According to sources, Han-sol, who studied in Macau, Bosnia and Paris, was looking for a job in the former Portuguese enclave before the killing. His sister attends an international school in Macau, but has not been seen in classes since her father’s death.

Although the family had once been able to lead a normal life, their future is now more blurred than ever. Friends of the family in Macau said they lost contact with them a few days after the killing in Malaysia.

On March 7, a man claiming to be Han-sol appeared in a 40-second video saying he was at a safe location with his mother and sister. The video was posted on the YouTube channel of Cheollima Civil Defence.

The group, which claims to help North Korean defectors, expressed gratitude to the Netherlands, China, the US and a “fourth government to remain unnamed” for providing assistance in protecting the three.

“The latest information I have is that they [went] to mainland China and that they are under central government protection.
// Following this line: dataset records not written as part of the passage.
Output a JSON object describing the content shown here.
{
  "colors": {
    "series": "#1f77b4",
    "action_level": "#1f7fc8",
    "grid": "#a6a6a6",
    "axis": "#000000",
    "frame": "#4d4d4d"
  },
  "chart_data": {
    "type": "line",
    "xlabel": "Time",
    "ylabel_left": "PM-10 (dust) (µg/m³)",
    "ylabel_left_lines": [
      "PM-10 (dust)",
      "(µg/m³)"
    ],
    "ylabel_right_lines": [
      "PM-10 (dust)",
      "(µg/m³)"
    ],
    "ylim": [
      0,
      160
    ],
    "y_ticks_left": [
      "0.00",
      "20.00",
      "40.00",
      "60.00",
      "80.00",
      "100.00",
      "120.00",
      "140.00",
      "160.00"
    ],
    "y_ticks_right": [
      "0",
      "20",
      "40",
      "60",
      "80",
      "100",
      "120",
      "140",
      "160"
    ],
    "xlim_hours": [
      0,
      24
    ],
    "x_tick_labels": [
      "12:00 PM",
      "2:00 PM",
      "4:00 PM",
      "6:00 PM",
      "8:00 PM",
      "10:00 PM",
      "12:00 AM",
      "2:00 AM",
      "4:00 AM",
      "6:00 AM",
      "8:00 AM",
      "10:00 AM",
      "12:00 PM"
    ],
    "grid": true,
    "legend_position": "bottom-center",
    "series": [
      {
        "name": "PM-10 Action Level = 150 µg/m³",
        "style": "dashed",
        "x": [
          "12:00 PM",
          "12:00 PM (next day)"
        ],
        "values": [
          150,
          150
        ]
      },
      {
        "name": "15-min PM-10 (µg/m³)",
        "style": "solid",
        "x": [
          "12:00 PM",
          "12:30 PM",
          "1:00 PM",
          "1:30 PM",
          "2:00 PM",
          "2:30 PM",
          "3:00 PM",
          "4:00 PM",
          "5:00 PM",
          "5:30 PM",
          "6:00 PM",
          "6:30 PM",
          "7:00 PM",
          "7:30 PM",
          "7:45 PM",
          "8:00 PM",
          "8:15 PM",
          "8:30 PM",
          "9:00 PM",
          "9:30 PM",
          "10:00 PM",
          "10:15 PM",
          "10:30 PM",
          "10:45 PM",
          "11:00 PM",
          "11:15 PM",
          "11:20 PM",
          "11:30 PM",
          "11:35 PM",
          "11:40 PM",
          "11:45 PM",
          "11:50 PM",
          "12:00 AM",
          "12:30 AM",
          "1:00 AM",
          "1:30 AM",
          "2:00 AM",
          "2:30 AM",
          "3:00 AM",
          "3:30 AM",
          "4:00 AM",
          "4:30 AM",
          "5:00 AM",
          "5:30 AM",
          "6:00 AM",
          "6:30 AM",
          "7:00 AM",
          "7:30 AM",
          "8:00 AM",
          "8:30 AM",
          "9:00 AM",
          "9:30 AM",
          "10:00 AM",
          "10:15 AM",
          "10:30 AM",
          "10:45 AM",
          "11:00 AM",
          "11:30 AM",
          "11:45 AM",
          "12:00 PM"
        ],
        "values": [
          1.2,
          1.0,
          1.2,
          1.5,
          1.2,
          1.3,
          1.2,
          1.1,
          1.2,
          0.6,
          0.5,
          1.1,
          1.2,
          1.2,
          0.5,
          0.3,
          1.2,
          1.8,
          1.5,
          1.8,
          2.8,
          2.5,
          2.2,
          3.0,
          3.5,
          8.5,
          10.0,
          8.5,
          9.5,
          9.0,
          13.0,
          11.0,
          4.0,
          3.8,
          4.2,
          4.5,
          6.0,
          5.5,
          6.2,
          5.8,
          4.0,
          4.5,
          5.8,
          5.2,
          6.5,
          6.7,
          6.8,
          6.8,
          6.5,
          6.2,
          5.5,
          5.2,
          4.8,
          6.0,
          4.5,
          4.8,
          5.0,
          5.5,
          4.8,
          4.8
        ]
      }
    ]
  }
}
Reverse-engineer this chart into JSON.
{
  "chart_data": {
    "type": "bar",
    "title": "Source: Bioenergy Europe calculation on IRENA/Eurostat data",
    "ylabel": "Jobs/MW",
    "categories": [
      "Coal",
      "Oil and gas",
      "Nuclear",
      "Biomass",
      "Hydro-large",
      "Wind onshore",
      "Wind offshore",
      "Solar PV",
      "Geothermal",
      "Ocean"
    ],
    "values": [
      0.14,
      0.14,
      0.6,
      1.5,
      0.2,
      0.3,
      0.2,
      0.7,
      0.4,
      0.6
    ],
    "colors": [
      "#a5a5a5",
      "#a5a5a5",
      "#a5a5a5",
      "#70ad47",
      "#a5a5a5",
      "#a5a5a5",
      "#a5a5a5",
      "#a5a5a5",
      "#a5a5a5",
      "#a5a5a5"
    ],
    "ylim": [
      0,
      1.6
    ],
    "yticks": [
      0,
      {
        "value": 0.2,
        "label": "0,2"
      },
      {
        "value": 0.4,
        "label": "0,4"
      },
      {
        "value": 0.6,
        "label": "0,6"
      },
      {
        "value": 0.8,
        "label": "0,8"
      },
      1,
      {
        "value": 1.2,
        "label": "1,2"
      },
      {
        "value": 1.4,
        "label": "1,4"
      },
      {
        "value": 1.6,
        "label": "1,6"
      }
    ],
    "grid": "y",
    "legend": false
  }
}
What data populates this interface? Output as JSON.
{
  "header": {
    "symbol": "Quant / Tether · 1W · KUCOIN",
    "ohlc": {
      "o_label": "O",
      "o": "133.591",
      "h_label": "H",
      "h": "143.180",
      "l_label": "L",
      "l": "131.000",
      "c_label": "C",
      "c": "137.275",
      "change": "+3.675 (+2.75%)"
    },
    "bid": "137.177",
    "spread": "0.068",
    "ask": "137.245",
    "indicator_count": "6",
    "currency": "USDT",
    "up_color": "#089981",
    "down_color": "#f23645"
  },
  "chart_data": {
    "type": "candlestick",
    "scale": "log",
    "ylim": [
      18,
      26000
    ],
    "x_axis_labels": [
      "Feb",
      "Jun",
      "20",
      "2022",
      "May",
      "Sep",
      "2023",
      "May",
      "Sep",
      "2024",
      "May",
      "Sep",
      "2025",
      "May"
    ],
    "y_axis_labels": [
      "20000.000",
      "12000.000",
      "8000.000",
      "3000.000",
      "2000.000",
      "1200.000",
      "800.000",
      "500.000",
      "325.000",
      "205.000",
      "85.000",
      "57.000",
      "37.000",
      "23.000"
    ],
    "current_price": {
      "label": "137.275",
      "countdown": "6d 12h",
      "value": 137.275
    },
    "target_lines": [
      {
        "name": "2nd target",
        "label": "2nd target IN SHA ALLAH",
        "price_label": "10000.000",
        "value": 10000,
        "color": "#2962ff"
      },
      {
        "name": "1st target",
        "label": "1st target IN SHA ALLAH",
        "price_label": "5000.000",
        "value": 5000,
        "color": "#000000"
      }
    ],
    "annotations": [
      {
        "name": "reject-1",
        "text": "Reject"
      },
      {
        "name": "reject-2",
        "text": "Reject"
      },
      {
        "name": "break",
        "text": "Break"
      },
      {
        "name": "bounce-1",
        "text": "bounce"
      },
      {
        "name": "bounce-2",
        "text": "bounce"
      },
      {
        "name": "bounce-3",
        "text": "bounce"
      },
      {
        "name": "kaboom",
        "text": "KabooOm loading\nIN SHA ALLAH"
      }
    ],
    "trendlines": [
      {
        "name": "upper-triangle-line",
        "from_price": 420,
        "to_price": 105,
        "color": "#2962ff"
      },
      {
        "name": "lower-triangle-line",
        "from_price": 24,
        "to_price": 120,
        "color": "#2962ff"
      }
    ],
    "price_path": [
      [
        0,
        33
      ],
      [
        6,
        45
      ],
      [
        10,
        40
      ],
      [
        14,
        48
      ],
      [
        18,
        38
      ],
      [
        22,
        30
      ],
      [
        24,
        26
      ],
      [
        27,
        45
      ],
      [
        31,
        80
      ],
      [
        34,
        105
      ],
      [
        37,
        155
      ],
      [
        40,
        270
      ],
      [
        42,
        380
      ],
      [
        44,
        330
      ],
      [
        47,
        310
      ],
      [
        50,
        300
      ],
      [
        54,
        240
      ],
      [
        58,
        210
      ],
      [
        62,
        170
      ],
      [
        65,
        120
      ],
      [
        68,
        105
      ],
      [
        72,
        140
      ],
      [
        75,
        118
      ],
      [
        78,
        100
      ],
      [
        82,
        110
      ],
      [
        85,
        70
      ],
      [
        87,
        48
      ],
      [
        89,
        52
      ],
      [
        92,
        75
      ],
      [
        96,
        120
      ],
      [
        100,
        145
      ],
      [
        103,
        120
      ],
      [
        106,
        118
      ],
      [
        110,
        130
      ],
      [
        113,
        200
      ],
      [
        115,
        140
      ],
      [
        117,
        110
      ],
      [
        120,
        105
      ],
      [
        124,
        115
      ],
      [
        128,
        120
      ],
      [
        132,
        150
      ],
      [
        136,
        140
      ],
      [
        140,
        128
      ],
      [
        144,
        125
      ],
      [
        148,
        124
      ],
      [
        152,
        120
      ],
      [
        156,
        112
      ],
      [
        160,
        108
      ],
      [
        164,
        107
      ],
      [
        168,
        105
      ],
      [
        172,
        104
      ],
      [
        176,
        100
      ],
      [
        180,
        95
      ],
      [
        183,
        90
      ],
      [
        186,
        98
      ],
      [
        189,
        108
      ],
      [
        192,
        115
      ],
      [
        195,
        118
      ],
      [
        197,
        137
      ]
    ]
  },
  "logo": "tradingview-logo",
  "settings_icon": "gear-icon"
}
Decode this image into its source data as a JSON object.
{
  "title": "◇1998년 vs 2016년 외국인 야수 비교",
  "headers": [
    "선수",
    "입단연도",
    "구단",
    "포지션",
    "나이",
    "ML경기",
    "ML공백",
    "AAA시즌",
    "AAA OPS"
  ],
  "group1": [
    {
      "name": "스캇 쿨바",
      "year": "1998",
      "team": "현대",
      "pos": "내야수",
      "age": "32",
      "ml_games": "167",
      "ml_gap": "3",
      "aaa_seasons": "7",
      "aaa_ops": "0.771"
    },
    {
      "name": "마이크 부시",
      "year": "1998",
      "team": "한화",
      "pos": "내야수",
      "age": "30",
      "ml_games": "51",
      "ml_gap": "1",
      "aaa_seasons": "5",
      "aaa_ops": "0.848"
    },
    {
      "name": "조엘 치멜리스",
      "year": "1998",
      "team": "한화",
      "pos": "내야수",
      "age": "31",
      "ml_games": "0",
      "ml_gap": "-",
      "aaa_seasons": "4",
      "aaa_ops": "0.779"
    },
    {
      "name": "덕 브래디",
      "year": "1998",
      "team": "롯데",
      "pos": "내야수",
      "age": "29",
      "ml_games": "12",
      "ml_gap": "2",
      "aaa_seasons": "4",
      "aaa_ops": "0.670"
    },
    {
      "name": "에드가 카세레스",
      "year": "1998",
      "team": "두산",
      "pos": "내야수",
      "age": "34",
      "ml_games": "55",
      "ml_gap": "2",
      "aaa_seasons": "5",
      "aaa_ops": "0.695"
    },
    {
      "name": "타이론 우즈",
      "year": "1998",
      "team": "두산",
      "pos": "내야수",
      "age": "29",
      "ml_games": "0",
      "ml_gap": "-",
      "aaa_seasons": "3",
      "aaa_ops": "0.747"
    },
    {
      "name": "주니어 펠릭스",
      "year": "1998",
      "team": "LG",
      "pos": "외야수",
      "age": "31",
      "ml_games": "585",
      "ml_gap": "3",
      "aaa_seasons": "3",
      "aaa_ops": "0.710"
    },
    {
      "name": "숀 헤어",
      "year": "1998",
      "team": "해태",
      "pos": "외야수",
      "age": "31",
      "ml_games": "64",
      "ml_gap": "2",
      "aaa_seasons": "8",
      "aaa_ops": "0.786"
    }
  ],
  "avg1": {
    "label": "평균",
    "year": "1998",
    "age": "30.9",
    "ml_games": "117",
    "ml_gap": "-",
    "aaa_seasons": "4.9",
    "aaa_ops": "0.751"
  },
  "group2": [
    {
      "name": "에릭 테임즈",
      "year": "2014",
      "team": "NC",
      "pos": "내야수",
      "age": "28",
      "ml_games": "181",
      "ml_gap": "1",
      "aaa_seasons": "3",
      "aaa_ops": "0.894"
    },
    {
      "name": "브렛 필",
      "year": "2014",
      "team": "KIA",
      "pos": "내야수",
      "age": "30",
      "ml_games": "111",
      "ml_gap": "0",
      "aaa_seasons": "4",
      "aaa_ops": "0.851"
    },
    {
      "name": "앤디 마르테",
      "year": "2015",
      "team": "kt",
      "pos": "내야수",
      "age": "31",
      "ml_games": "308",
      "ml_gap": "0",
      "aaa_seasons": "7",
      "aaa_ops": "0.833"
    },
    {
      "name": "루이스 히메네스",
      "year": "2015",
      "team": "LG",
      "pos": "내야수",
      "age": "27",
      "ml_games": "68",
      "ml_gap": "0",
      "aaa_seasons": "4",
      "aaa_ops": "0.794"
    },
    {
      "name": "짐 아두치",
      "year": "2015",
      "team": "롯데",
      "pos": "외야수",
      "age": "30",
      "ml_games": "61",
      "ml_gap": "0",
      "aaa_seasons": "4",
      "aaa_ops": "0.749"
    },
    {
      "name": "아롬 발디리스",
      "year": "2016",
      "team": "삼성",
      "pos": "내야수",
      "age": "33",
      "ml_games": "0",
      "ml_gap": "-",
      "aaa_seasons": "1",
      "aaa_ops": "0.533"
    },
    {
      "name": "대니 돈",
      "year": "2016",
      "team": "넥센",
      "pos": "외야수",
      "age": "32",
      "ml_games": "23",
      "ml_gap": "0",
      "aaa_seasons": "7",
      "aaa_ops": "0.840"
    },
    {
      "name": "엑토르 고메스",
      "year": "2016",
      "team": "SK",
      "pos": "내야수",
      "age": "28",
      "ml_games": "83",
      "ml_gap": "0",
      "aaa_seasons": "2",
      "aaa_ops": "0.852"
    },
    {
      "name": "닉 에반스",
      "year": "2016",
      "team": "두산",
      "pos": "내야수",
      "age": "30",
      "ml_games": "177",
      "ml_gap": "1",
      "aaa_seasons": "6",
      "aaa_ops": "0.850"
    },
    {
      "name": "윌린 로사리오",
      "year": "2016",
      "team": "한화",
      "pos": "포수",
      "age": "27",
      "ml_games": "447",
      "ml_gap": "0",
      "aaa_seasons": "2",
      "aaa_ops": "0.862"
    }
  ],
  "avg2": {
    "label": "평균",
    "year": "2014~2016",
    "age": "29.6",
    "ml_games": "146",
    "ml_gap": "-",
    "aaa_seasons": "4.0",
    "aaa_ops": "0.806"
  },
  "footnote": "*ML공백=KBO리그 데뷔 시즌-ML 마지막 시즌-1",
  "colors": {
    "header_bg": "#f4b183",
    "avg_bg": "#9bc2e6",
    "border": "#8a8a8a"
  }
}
But it’s hard to be sure. Other people talk about the United States,” said a friend of Kim, who spoke with Han-sol shortly after his father’s death.

Macau may have provided a safe haven for the regime and its activities for decades, and many believe the killing took place in Malaysia rather than Macau as a sign of respect to China. But some doubt the city can protect Kim Jong-nam’s family, as relations between China and North Korea are becoming increasingly murky.

“After the assassination in Malaysia, I think that Macau is the second place where North Korea officials can kill whoever they want to. North Korean spies might conduct operations there,” Steve Chung Lok-wai, an expert in Korean affairs at the Chinese University, said.

“It’s very dangerous to stay there now. It would probably be safer for them to seek asylum in the West.”